Update: I found out that before Erin this incubator/hatcher belonged to……. Will at Whitmore Farms! Everything really is a full circle in this place. I’m in contact with the woman I got the wheaten/blue wheaten Ameraucana eggs from and am hoping that come sometime midweek she may have extra eggs to sell. I’m not banking on it, but I honestly wouldn’t mind having just a flock of wheaten/blue wheaten Ameraucanas.

9 Blue Wheaten/Wheaten Hatching Eggs – $50
Clearly, I needed something to test the incubator out with. I’m going to be figuring out a way to use the incubator while waiting for my trays to come in, turn the eggs by hand, and hope that something out of these lovely blue eggs hatches. And is female.

4 x 5-foot Designer Coop with Red Barnwood – $$FREE$$
I still can’t believe we won this. It’s the first thing Mike has ever won, and it’s beautiful and such a gracious gift. Erin (Green Hill Farm and hostess of the Maryland Poultry Swap) told us that someone was getting angry when he later found out the drawing went and he didn’t get it. I don’t understand people like that. I went there thinking we weren’t going to win it, and even said so multiple times. I posted the flyers because why not give it a try, and why not advertise for a great event.

I would like to think we made out exceptionally well, and I was feeling pretty good about it before we won the coop and as we were putting together the incubator to cart to the truck. The only things we bought that are not shown above were some Reece’s homemade fudge (already eaten, $2.50), a third feeder ($14.95), and horseradish (free from where I bought the blue wheaten/wheaten Ameraucana eggs & hatching eggs).

All-in-all a great day with some great finds.
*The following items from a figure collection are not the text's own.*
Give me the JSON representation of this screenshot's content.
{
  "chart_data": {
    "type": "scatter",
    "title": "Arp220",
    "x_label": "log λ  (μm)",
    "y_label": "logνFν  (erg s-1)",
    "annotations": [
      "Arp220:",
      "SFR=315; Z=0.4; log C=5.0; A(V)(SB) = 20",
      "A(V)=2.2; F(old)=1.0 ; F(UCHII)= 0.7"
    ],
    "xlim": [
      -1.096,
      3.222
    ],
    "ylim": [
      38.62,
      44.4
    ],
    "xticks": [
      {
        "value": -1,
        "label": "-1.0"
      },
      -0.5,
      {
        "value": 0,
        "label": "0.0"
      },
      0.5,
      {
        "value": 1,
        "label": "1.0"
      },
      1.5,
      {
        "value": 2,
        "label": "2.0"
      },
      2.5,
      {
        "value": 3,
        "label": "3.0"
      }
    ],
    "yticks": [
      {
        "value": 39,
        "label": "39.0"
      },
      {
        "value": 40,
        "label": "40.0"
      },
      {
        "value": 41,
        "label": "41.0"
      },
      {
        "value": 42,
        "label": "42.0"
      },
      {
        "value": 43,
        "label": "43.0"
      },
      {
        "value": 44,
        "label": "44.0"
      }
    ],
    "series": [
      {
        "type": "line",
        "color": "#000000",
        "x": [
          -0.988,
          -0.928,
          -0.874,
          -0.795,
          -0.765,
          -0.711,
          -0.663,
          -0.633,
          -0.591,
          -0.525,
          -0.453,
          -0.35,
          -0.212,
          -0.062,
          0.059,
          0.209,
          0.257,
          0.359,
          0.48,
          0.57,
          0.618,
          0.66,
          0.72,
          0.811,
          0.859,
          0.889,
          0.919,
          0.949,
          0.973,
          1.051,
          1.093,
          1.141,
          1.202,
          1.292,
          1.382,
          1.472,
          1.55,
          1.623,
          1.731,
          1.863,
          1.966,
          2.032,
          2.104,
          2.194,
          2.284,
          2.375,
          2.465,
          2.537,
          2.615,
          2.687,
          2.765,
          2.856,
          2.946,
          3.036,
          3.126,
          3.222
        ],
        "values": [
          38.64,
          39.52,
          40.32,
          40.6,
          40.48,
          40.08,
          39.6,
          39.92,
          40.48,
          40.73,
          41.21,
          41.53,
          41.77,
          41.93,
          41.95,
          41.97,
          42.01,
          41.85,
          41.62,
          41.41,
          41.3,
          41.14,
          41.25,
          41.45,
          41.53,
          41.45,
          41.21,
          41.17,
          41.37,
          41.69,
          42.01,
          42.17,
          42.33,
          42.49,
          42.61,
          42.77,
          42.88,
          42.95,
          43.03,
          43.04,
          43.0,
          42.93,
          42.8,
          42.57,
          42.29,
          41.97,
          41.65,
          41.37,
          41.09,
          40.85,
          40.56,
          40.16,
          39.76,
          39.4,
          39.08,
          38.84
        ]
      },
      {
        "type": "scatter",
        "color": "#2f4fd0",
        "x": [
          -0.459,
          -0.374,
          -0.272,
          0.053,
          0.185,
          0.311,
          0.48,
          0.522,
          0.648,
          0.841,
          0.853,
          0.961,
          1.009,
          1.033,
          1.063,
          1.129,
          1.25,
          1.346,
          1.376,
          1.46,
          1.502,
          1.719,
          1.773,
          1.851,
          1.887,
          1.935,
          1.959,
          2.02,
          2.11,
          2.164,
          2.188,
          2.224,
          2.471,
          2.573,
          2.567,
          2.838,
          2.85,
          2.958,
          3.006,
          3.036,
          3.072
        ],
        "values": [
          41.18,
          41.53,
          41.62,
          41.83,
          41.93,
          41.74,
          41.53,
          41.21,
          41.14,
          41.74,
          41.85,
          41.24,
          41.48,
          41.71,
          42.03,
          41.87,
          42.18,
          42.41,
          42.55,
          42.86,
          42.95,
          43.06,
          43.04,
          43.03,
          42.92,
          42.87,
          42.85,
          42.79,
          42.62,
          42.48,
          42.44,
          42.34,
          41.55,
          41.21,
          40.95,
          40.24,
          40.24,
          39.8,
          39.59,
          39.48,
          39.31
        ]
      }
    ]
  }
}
I wasn’t expecting to take care of chicks this late in the game, but you won’t hear me complain!

P.S.: If you’re in Maryland or somewhere relatively close, and especially if you can afford it, I recommend you take a look at Designer Coop. I came thisclose to buying one, but Mike wanted to build one ourselves instead. They are beautiful and well-built, and I hope to use ours for years to come!